The Indians did their part, too. The seventh game against the Cubs will be remembered as a classic, but for most of the night it wasn’t. The Indians never led, and they were trailing, 6-3, against Aroldis Chapman in the bottom of the eighth inning. Had they lost by that score, Hamilton said, the sting of botching a three-games-to-one lead might have felt worse.

Instead, the frenzied comeback to tie the game — on a home run by Rajai Davis, now with the Boston Red Sox — defined that team, which overcame several injuries to make a spirited, unlikely run. But this year’s team is no underdog.

After a lackluster first half, the Indians have soared through the last 2 1/2 months. They finished the season on a 32-4 tear, and trailed for only eight innings of their AL-record 22-game winning streak from Aug. 24 through Sept. 14. They outscored opponents by 254 runs for the season, the best run differential in the majors and the franchise high since that charmed summer of 1948.

“The length of the lineup and the depth of the team was a bit eye-opening to me,” said right-fielder Jay Bruce, who arrived from the New York Mets in an early August trade. “It’s like, wow, this isn’t just the nine guys on the field, there’s like 15 other guys who are quality and solid. That was the biggest thing during the streak. Some of our best players were hurt, and it was just like, next man up.”

The depth was by design. The Indians’ front office — which has served for years as a feeder system for envious rivals — has always been keenly aware of its competitive window. When it closes, the team acts quickly to maximize value and trade for the core of the next winner.

After Bartolo Colon anchored three playoff rotations, the Indians traded him to Montreal in 2002 for a package including a young Cliff Lee. Seven years later, after Lee had won a Cy Young Award, they dealt him to Philadelphia for a prospect haul that brought Carlos Carrasco, who was 18-6 with a 3.29 earned run average this season. Other high-impact players — Santana, Corey Kluber, Trevor Bauer, Michael Brantley — have come in similar deals.

When they fell short last year, the Indians did something unusual: They spent big, signing Edwin Encarnacion to a three-year, $60 million free-agent contract, the richest in team history. For players still processing the heartbreak of Game 7, the deal was a jolt that reinforced the urgency of the moment.

“I didn’t turn my phone on for a week, didn’t watch TV, flushed it,” said closer Cody Allen, who escaped to a vacation along the California coast. “Then I got home, and about a month after that we signed Edwin — so it was pretty exciting.
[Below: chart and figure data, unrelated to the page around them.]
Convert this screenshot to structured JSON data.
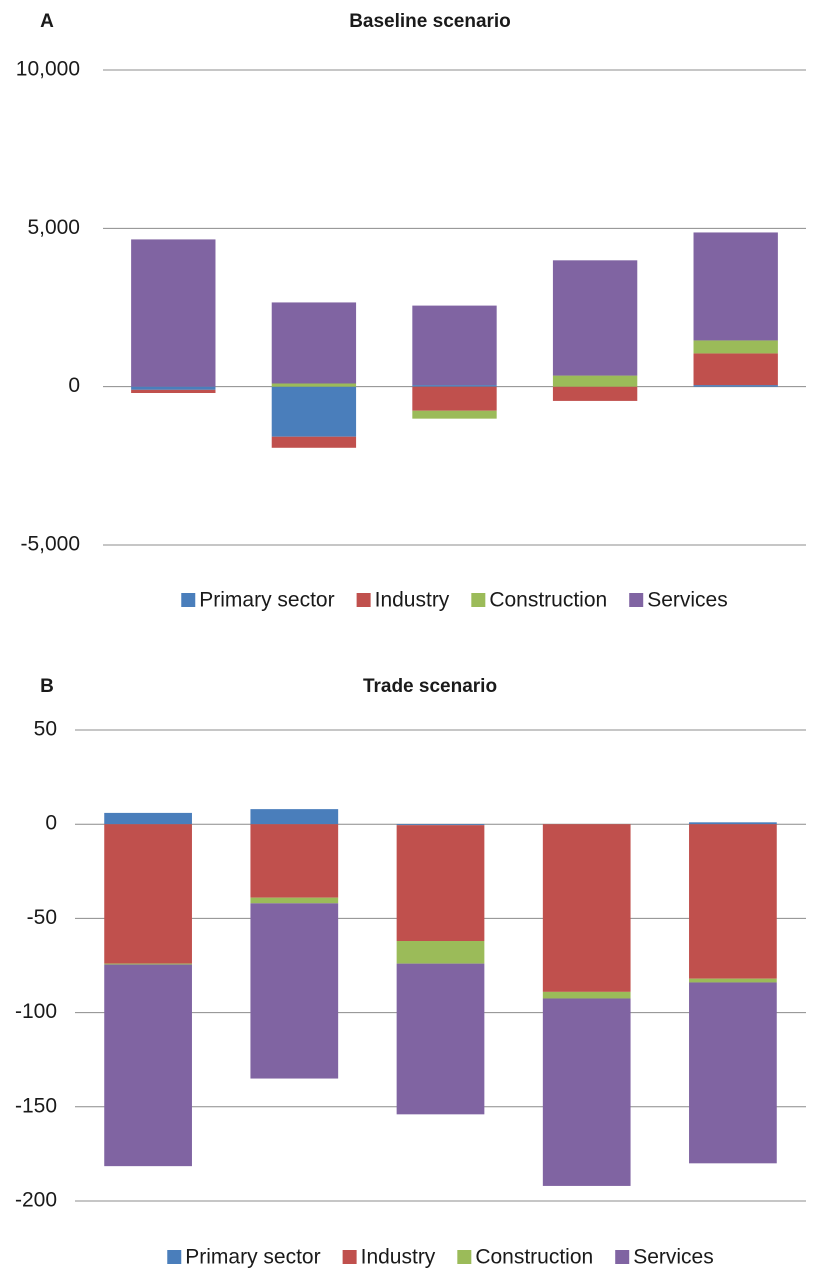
{
  "chart_data": [
    {
      "type": "bar",
      "stacked": true,
      "panel_label": "A",
      "title": "Baseline scenario",
      "categories": [
        null,
        null,
        null,
        null,
        null
      ],
      "series": [
        {
          "name": "Primary sector",
          "color": "#4a7ebb",
          "values": [
            -100,
            -1580,
            50,
            0,
            50
          ]
        },
        {
          "name": "Industry",
          "color": "#c0504d",
          "values": [
            -100,
            -350,
            -760,
            -450,
            1000
          ]
        },
        {
          "name": "Construction",
          "color": "#9bbb59",
          "values": [
            0,
            100,
            -250,
            350,
            410
          ]
        },
        {
          "name": "Services",
          "color": "#8064a2",
          "values": [
            4650,
            2560,
            2510,
            3640,
            3410
          ]
        }
      ],
      "ylim": [
        -5000,
        10000
      ],
      "yticks": [
        {
          "value": -5000,
          "label": "-5,000"
        },
        0,
        {
          "value": 5000,
          "label": "5,000"
        },
        {
          "value": 10000,
          "label": "10,000"
        }
      ],
      "grid": true,
      "legend": "bottom"
    },
    {
      "type": "bar",
      "stacked": true,
      "panel_label": "B",
      "title": "Trade scenario",
      "categories": [
        null,
        null,
        null,
        null,
        null
      ],
      "series": [
        {
          "name": "Primary sector",
          "color": "#4a7ebb",
          "values": [
            6,
            8,
            -0.5,
            0,
            1
          ]
        },
        {
          "name": "Industry",
          "color": "#c0504d",
          "values": [
            -74,
            -39,
            -61.5,
            -89,
            -82
          ]
        },
        {
          "name": "Construction",
          "color": "#9bbb59",
          "values": [
            -0.5,
            -3,
            -12,
            -3.5,
            -2
          ]
        },
        {
          "name": "Services",
          "color": "#8064a2",
          "values": [
            -107,
            -93,
            -80,
            -99.5,
            -96
          ]
        }
      ],
      "ylim": [
        -200,
        50
      ],
      "yticks": [
        -200,
        -150,
        -100,
        -50,
        0,
        50
      ],
      "grid": true,
      "legend": "bottom"
    }
  ]
}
It’s kind of weird to look back and say that the offseason following losing in the 10th inning of Game 7 of the World Series was a really exciting offseason. But we knew the only thing you can do is keep moving forward.”
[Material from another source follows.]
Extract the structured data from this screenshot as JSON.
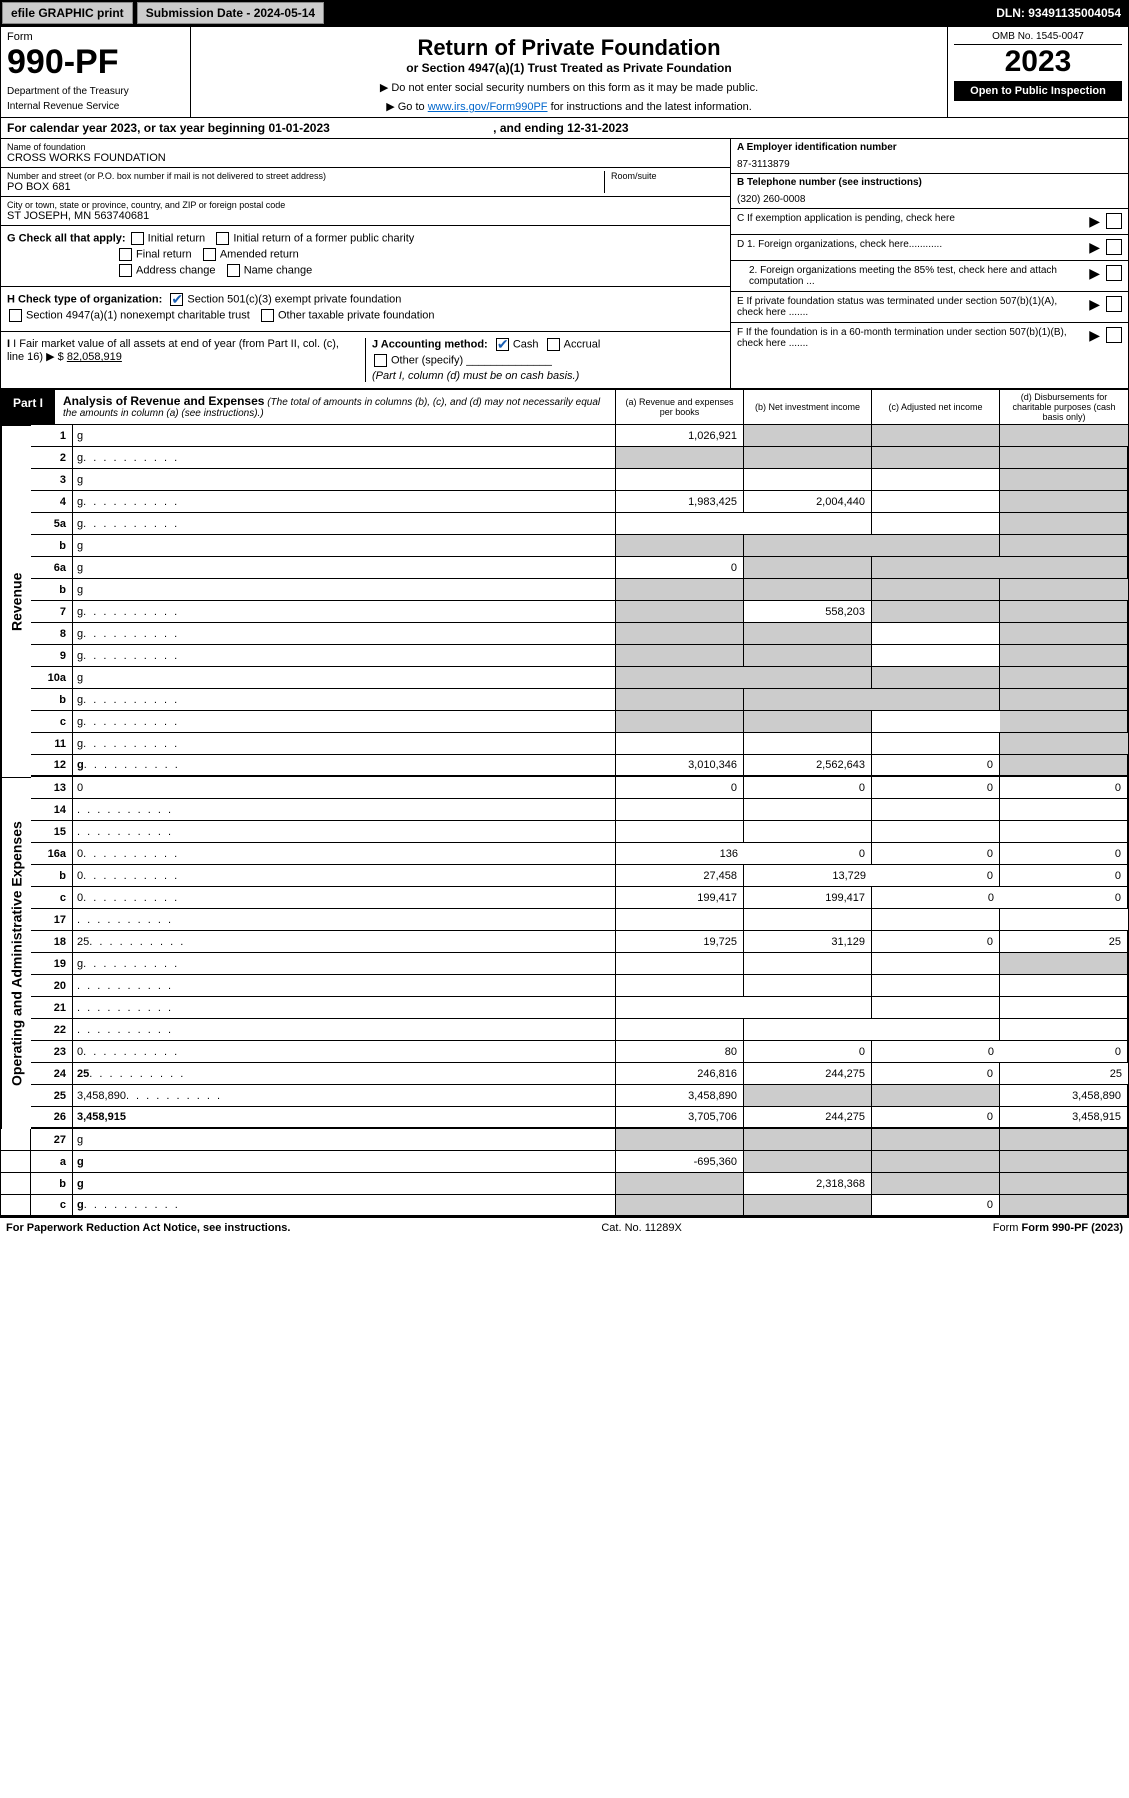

Encarnacion, a former Blue Jay, has helped them do it by leading the team in homers (38) and RBI (107). Jose Ramirez and Lindor combined for a staggering 172 extra-base hits, and only the Houston Astros had a better on-base plus slugging percentage than Cleveland’s .788.

The Indians have also excelled on the mound, leading the majors in ERA (3.30) and strikeouts, while issuing the fewest walks. Kluber is likely to win the AL Cy Young Award, and Carrasco and Bauer have gone 35-15 behind him. Relief ace Andrew Miller lost five weeks this summer to knee tendinitis, but returned in mid-September.
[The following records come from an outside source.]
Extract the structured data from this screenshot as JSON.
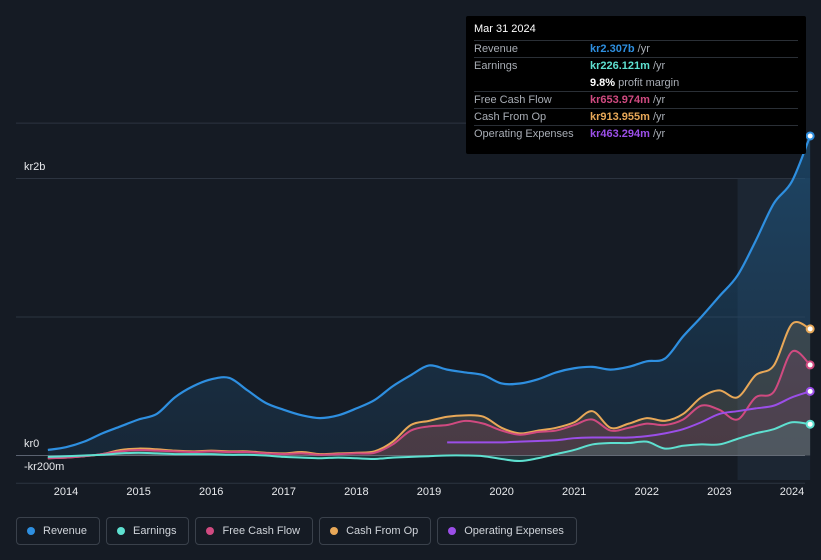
{
  "tooltip": {
    "date": "Mar 31 2024",
    "rows": {
      "revenue": {
        "label": "Revenue",
        "value": "kr2.307b",
        "unit": "/yr"
      },
      "earnings": {
        "label": "Earnings",
        "value": "kr226.121m",
        "unit": "/yr"
      },
      "margin": {
        "value": "9.8%",
        "text": "profit margin"
      },
      "fcf": {
        "label": "Free Cash Flow",
        "value": "kr653.974m",
        "unit": "/yr"
      },
      "cfo": {
        "label": "Cash From Op",
        "value": "kr913.955m",
        "unit": "/yr"
      },
      "opex": {
        "label": "Operating Expenses",
        "value": "kr463.294m",
        "unit": "/yr"
      }
    }
  },
  "legend": [
    {
      "label": "Revenue",
      "color": "#2e8fe0"
    },
    {
      "label": "Earnings",
      "color": "#5ee0d0"
    },
    {
      "label": "Free Cash Flow",
      "color": "#d04a80"
    },
    {
      "label": "Cash From Op",
      "color": "#e8a858"
    },
    {
      "label": "Operating Expenses",
      "color": "#9b4ee8"
    }
  ],
  "chart_data": {
    "type": "area",
    "title": "",
    "xlabel": "",
    "ylabel": "",
    "y_axis_labels": {
      "top": "kr2b",
      "zero": "kr0",
      "bottom": "-kr200m"
    },
    "ylim": [
      -200,
      2400
    ],
    "units": "kr millions",
    "x_ticks": [
      "2014",
      "2015",
      "2016",
      "2017",
      "2018",
      "2019",
      "2020",
      "2021",
      "2022",
      "2023",
      "2024"
    ],
    "highlight_range": [
      2023.25,
      2024.25
    ],
    "series": [
      {
        "name": "Revenue",
        "color": "#2e8fe0",
        "points": [
          [
            2013.75,
            40
          ],
          [
            2014.0,
            60
          ],
          [
            2014.25,
            100
          ],
          [
            2014.5,
            160
          ],
          [
            2014.75,
            210
          ],
          [
            2015.0,
            260
          ],
          [
            2015.25,
            300
          ],
          [
            2015.5,
            420
          ],
          [
            2015.75,
            500
          ],
          [
            2016.0,
            550
          ],
          [
            2016.25,
            560
          ],
          [
            2016.5,
            470
          ],
          [
            2016.75,
            380
          ],
          [
            2017.0,
            330
          ],
          [
            2017.25,
            290
          ],
          [
            2017.5,
            270
          ],
          [
            2017.75,
            290
          ],
          [
            2018.0,
            340
          ],
          [
            2018.25,
            400
          ],
          [
            2018.5,
            500
          ],
          [
            2018.75,
            580
          ],
          [
            2019.0,
            650
          ],
          [
            2019.25,
            620
          ],
          [
            2019.5,
            600
          ],
          [
            2019.75,
            580
          ],
          [
            2020.0,
            520
          ],
          [
            2020.25,
            520
          ],
          [
            2020.5,
            550
          ],
          [
            2020.75,
            600
          ],
          [
            2021.0,
            630
          ],
          [
            2021.25,
            640
          ],
          [
            2021.5,
            620
          ],
          [
            2021.75,
            640
          ],
          [
            2022.0,
            680
          ],
          [
            2022.25,
            700
          ],
          [
            2022.5,
            860
          ],
          [
            2022.75,
            1000
          ],
          [
            2023.0,
            1150
          ],
          [
            2023.25,
            1300
          ],
          [
            2023.5,
            1550
          ],
          [
            2023.75,
            1820
          ],
          [
            2024.0,
            1980
          ],
          [
            2024.25,
            2307
          ]
        ]
      },
      {
        "name": "Cash From Op",
        "color": "#e8a858",
        "points": [
          [
            2013.75,
            -20
          ],
          [
            2014.0,
            -15
          ],
          [
            2014.25,
            -5
          ],
          [
            2014.5,
            10
          ],
          [
            2014.75,
            40
          ],
          [
            2015.0,
            50
          ],
          [
            2015.25,
            45
          ],
          [
            2015.5,
            35
          ],
          [
            2015.75,
            30
          ],
          [
            2016.0,
            35
          ],
          [
            2016.25,
            30
          ],
          [
            2016.5,
            30
          ],
          [
            2016.75,
            20
          ],
          [
            2017.0,
            15
          ],
          [
            2017.25,
            25
          ],
          [
            2017.5,
            10
          ],
          [
            2017.75,
            15
          ],
          [
            2018.0,
            20
          ],
          [
            2018.25,
            30
          ],
          [
            2018.5,
            100
          ],
          [
            2018.75,
            220
          ],
          [
            2019.0,
            250
          ],
          [
            2019.25,
            280
          ],
          [
            2019.5,
            290
          ],
          [
            2019.75,
            280
          ],
          [
            2020.0,
            200
          ],
          [
            2020.25,
            160
          ],
          [
            2020.5,
            180
          ],
          [
            2020.75,
            200
          ],
          [
            2021.0,
            240
          ],
          [
            2021.25,
            320
          ],
          [
            2021.5,
            200
          ],
          [
            2021.75,
            230
          ],
          [
            2022.0,
            270
          ],
          [
            2022.25,
            250
          ],
          [
            2022.5,
            300
          ],
          [
            2022.75,
            420
          ],
          [
            2023.0,
            470
          ],
          [
            2023.25,
            420
          ],
          [
            2023.5,
            580
          ],
          [
            2023.75,
            650
          ],
          [
            2024.0,
            950
          ],
          [
            2024.25,
            914
          ]
        ]
      },
      {
        "name": "Free Cash Flow",
        "color": "#d04a80",
        "points": [
          [
            2013.75,
            -20
          ],
          [
            2014.0,
            -15
          ],
          [
            2014.25,
            -5
          ],
          [
            2014.5,
            10
          ],
          [
            2014.75,
            30
          ],
          [
            2015.0,
            40
          ],
          [
            2015.25,
            35
          ],
          [
            2015.5,
            30
          ],
          [
            2015.75,
            25
          ],
          [
            2016.0,
            30
          ],
          [
            2016.25,
            25
          ],
          [
            2016.5,
            25
          ],
          [
            2016.75,
            15
          ],
          [
            2017.0,
            10
          ],
          [
            2017.25,
            15
          ],
          [
            2017.5,
            5
          ],
          [
            2017.75,
            10
          ],
          [
            2018.0,
            15
          ],
          [
            2018.25,
            20
          ],
          [
            2018.5,
            80
          ],
          [
            2018.75,
            180
          ],
          [
            2019.0,
            210
          ],
          [
            2019.25,
            220
          ],
          [
            2019.5,
            250
          ],
          [
            2019.75,
            230
          ],
          [
            2020.0,
            180
          ],
          [
            2020.25,
            150
          ],
          [
            2020.5,
            170
          ],
          [
            2020.75,
            180
          ],
          [
            2021.0,
            220
          ],
          [
            2021.25,
            260
          ],
          [
            2021.5,
            180
          ],
          [
            2021.75,
            200
          ],
          [
            2022.0,
            230
          ],
          [
            2022.25,
            220
          ],
          [
            2022.5,
            260
          ],
          [
            2022.75,
            360
          ],
          [
            2023.0,
            330
          ],
          [
            2023.25,
            260
          ],
          [
            2023.5,
            420
          ],
          [
            2023.75,
            460
          ],
          [
            2024.0,
            750
          ],
          [
            2024.25,
            654
          ]
        ]
      },
      {
        "name": "Operating Expenses",
        "color": "#9b4ee8",
        "points": [
          [
            2019.25,
            95
          ],
          [
            2019.5,
            95
          ],
          [
            2019.75,
            95
          ],
          [
            2020.0,
            95
          ],
          [
            2020.25,
            100
          ],
          [
            2020.5,
            105
          ],
          [
            2020.75,
            110
          ],
          [
            2021.0,
            125
          ],
          [
            2021.25,
            130
          ],
          [
            2021.5,
            130
          ],
          [
            2021.75,
            130
          ],
          [
            2022.0,
            140
          ],
          [
            2022.25,
            160
          ],
          [
            2022.5,
            190
          ],
          [
            2022.75,
            240
          ],
          [
            2023.0,
            300
          ],
          [
            2023.25,
            320
          ],
          [
            2023.5,
            340
          ],
          [
            2023.75,
            360
          ],
          [
            2024.0,
            420
          ],
          [
            2024.25,
            463
          ]
        ]
      },
      {
        "name": "Earnings",
        "color": "#5ee0d0",
        "points": [
          [
            2013.75,
            -10
          ],
          [
            2014.0,
            -5
          ],
          [
            2014.25,
            0
          ],
          [
            2014.5,
            5
          ],
          [
            2014.75,
            15
          ],
          [
            2015.0,
            20
          ],
          [
            2015.25,
            15
          ],
          [
            2015.5,
            10
          ],
          [
            2015.75,
            10
          ],
          [
            2016.0,
            10
          ],
          [
            2016.25,
            5
          ],
          [
            2016.5,
            5
          ],
          [
            2016.75,
            0
          ],
          [
            2017.0,
            -10
          ],
          [
            2017.25,
            -15
          ],
          [
            2017.5,
            -20
          ],
          [
            2017.75,
            -15
          ],
          [
            2018.0,
            -20
          ],
          [
            2018.25,
            -25
          ],
          [
            2018.5,
            -15
          ],
          [
            2018.75,
            -10
          ],
          [
            2019.0,
            -5
          ],
          [
            2019.25,
            0
          ],
          [
            2019.5,
            0
          ],
          [
            2019.75,
            -5
          ],
          [
            2020.0,
            -25
          ],
          [
            2020.25,
            -40
          ],
          [
            2020.5,
            -20
          ],
          [
            2020.75,
            10
          ],
          [
            2021.0,
            40
          ],
          [
            2021.25,
            80
          ],
          [
            2021.5,
            90
          ],
          [
            2021.75,
            90
          ],
          [
            2022.0,
            100
          ],
          [
            2022.25,
            50
          ],
          [
            2022.5,
            70
          ],
          [
            2022.75,
            80
          ],
          [
            2023.0,
            80
          ],
          [
            2023.25,
            120
          ],
          [
            2023.5,
            160
          ],
          [
            2023.75,
            190
          ],
          [
            2024.0,
            240
          ],
          [
            2024.25,
            226
          ]
        ]
      }
    ]
  }
}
“I was fortunate to get back when I did, because I was able to pitch back-to-back and go multiple innings and check those boxes,” Miller said. “I’ve gotten a lot stronger, and my symptoms are next to nothing. I feel like I can go out there and do whatever I need. At the same time, we’re a deeper bullpen.”

Now the Indians are the AL’s best team, perhaps the best in baseball, with expectations to match. The best team does not always win it all — and for almost seven decades, the Indians have not, either. But they will eagerly try again.

“Really, nobody else can draw off what we went through,” Miller said. “Hopefully, we can use that fuel and get one more win.”